My favourite part about my degree programme is the option to learn skills that are not core maths. For example, in the first year, we learnt about Data Analysis on Excel, and in the second year, we had an optional “Introduction to Computer Programming” module, in which we learnt Python. In the first year, it was also great that most students across the School covered the exact same modules. These modules provided a foundation for studying maths at university. It also allowed students to seek support from one another and was great for both making friends and adopting the group learning technique that is so useful at university. I also love the opportunities available at Queen Mary and the flexibility within my degree programme. Going abroad was always something I wanted to do, and Queen Mary made that possible. I am due to study abroad for a year at the University of Miami in 2021 and Queen Mary’s scheme is the best. Thanks to connections with universities across the globe, it is an amazing option to look into. It also exposed me to the wonderful team in the School of Maths that aided my quick and smooth transfer from a 3-year course to a 4-year one with a Year Abroad, without any difficulties.
Do you have any tips for students starting in September 2021?
To students joining in September 2021, the University will be more in-person than last year but remember that your university experience does not have to be boring if parts of your study are online. Facilities on campus such as the library, cafes and gyms will be open and the opportunities to meet people will still exist. Join schemes/events that force you to leave the house and meet people (buddy schemes, societies, networking events, freshers’ welcome week). Another advantage of blended learning is that having recorded lectures available to watch later is always useful. With the right time management and a positive mindset, anyone can make the most out of blended learning and enjoy university to the fullest. Although it can be difficult to feel motivated when you are learning on a laptop screen, there are advantages too. For example, it gave me extra time to dedicate to my hobbies and taught me discipline and more effective time management.
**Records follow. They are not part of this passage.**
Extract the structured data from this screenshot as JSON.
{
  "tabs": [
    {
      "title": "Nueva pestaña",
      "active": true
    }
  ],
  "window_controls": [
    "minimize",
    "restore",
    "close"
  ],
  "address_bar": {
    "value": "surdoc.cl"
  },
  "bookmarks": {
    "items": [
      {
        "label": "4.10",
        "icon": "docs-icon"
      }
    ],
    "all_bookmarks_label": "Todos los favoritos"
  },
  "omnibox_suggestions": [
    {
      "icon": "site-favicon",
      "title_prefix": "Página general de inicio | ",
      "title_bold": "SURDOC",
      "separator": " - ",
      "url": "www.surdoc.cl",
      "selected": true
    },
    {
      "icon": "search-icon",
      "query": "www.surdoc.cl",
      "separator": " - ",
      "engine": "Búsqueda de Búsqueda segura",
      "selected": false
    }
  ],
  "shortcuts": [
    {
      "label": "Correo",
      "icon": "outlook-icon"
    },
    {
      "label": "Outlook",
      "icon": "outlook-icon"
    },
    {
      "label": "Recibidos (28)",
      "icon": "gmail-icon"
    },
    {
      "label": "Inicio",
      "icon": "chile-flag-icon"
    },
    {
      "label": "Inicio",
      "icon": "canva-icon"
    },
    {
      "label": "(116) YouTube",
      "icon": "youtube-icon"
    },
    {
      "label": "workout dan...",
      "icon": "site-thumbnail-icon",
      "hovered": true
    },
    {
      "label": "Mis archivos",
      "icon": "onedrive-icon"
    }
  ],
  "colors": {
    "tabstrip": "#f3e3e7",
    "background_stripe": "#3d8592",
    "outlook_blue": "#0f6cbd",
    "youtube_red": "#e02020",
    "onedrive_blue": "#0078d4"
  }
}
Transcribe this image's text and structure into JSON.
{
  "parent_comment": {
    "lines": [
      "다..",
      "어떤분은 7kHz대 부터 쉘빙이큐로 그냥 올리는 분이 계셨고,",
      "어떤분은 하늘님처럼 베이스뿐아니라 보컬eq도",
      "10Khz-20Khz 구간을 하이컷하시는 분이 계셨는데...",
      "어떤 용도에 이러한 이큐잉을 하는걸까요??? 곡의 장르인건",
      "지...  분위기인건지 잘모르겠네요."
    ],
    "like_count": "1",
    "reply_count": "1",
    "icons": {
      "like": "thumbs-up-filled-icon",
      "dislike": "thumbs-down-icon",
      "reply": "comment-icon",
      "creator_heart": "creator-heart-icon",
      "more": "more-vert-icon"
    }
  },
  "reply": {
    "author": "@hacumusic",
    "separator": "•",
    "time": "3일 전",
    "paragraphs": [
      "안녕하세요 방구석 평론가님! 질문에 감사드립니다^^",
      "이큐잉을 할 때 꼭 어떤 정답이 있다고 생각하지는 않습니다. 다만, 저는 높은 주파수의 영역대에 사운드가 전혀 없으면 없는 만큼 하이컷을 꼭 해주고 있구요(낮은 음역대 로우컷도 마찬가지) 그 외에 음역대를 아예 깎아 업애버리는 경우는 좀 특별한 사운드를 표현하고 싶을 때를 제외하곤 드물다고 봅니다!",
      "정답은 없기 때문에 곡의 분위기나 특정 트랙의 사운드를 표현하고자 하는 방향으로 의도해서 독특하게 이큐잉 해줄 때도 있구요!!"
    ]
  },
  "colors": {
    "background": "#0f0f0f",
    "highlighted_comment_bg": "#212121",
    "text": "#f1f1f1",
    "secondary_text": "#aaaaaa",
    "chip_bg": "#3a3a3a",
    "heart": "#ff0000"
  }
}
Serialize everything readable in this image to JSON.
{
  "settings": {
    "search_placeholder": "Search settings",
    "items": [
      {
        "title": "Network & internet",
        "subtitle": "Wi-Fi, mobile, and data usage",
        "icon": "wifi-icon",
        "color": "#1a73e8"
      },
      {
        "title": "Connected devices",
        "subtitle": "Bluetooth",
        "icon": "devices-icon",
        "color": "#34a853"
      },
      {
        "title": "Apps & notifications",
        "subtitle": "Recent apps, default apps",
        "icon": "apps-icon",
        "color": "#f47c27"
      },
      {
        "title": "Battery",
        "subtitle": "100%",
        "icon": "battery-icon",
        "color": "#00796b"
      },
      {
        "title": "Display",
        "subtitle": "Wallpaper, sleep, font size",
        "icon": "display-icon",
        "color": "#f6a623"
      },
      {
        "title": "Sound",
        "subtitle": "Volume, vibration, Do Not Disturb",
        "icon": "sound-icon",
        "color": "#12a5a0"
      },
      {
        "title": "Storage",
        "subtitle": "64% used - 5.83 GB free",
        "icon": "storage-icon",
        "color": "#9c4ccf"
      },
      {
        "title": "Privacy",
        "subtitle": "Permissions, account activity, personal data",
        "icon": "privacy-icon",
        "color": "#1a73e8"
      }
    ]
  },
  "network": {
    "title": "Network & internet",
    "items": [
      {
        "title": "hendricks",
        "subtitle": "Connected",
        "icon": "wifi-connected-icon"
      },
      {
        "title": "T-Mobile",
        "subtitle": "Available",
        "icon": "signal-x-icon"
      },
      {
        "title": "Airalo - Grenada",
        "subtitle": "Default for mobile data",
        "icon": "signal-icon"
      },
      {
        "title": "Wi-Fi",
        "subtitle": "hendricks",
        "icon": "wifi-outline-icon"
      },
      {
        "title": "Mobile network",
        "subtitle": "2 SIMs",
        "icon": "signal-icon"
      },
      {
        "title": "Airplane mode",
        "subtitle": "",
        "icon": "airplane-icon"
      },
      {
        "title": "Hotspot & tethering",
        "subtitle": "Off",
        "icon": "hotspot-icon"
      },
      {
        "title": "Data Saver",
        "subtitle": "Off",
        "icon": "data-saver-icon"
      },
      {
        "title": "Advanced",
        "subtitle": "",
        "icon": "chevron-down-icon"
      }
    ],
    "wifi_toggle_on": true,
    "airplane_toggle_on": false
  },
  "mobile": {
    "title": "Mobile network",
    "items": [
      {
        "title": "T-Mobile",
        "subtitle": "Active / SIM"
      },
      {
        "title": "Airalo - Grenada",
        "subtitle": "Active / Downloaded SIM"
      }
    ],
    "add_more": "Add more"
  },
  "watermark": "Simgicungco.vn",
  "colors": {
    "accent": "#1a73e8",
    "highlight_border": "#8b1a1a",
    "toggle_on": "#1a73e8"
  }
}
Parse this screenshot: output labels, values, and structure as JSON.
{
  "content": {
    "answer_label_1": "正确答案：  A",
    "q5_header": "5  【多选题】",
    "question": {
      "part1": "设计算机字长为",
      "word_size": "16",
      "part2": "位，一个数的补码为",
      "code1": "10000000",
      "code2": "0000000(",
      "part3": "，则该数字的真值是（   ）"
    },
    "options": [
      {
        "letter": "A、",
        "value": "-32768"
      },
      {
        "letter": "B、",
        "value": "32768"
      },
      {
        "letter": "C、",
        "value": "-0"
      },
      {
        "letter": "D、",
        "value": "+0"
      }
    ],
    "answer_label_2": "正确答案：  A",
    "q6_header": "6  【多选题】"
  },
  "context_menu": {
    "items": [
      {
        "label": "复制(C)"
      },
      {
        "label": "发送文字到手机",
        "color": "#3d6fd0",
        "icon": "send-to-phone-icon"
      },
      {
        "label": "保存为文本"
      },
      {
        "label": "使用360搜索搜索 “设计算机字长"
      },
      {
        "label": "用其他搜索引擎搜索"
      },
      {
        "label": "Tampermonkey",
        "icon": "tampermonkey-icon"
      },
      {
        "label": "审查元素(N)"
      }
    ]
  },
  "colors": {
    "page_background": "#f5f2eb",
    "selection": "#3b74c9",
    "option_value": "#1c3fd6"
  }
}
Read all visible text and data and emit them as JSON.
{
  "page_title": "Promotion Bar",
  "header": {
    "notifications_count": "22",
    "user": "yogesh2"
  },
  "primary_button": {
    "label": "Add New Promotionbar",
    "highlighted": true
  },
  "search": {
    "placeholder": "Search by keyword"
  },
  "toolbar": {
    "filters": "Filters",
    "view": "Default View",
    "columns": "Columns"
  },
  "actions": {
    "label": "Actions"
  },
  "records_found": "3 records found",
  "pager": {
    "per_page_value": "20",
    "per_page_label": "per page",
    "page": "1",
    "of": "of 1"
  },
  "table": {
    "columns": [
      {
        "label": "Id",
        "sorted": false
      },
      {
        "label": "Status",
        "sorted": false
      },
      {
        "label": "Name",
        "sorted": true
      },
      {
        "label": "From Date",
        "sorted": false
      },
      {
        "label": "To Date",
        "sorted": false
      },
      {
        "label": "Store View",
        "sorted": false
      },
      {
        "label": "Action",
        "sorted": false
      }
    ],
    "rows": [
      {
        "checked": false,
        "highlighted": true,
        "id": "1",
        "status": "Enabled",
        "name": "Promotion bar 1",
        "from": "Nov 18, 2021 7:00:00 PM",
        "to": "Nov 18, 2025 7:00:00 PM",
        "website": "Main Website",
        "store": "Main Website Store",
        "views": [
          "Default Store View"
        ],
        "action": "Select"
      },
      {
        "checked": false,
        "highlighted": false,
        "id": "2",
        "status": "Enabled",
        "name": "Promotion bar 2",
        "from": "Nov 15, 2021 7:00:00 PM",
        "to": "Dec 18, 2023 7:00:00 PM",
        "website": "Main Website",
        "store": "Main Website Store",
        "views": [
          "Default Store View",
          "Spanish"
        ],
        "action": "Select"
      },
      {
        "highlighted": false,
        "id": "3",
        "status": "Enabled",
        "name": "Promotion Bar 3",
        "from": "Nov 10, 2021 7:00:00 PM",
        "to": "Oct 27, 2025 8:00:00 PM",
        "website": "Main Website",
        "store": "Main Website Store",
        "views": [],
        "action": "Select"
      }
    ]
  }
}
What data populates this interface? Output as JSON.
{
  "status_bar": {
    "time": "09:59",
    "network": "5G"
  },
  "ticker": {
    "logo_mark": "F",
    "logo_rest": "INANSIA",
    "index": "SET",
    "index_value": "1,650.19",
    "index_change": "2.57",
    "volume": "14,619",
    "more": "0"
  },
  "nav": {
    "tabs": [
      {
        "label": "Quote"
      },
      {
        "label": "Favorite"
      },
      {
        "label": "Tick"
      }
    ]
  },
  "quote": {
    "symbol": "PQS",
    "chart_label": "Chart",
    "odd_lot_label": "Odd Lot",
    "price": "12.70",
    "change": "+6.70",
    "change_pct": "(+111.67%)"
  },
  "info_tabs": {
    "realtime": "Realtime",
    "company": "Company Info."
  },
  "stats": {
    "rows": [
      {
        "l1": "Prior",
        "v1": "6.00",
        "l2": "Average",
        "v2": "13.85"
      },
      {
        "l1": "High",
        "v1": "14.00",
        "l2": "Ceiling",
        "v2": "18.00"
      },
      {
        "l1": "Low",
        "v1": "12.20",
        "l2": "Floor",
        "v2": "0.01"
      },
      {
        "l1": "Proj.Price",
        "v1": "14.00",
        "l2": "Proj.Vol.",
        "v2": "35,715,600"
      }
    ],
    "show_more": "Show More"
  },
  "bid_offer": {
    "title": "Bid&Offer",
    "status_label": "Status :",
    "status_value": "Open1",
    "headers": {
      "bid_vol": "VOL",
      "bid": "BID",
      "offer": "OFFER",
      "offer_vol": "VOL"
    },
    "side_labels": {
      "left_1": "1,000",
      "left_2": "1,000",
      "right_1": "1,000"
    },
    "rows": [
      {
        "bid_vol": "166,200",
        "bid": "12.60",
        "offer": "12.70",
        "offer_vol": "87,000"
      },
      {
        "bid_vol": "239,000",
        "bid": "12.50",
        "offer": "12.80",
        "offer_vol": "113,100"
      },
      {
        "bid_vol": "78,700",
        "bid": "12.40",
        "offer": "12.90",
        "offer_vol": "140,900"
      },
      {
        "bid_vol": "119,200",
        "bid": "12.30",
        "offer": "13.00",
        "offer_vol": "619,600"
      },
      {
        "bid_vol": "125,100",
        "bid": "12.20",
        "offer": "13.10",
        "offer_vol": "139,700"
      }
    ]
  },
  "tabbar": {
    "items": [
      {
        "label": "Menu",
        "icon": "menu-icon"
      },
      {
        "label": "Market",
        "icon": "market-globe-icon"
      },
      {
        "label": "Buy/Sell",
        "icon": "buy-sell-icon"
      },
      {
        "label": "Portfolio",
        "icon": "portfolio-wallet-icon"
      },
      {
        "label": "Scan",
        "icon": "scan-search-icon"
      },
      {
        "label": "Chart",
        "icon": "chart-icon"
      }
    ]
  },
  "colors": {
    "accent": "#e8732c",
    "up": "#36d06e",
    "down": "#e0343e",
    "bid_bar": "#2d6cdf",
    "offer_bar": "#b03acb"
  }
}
In Semester B last year, I decided to take up Spanish lessons offered by Queen Mary’s School of Languages and Linguistics. I found this was an amazing way to engage my brain and to motivate me to focus more.
Can you tell us about your current internship opportunity?
I am currently interning at PwC in the Assurance line of service, more specifically in BCR (Business Controls Risk). I am learning about the role of identifying risks and implementing risk controls in the auditing process for clients. I am working within teams and learning about different clients in this process. My favourite thing so far is the incredible work environment, the friendliness of employees and flexibility in the internship. My “Buddy” (a senior employee here at PwC) works so hard to tailor the experience to what I want to learn. Formally, I am in the Risk Assurance department, but I have already been exposed to Data Analysis, Financial Processes, and Research. Essentially, all these departments come together to provide an outcome, which can be presented to clients, and it is incredible to be involved in that. I would highly recommend finding work experience or an internship, especially if you are unsure about what you want to do in the future. Experiencing different things and learning what you love is how you will decide. The Careers department at Queen Mary is amazing. One of the first things I did was sign up to receive the careers newsletter, which provides regular information about any networking events Queen Mary is organising or events where professionals give talks to university students. There is also a useful service offered by the University, in which you can book a mock interview for internships/jobs - I can say this is helpful in easing nerves and in order to receive professional advice. Queen Mary always works with students to help them with career progression. The university also participates in the ELBA Mentoring Programme, through which I was paired with a mentor who is an employee at Morgan Stanley. She has also gone through the process of internship applications in this industry and it is incredibly helpful to have her advice and guidance.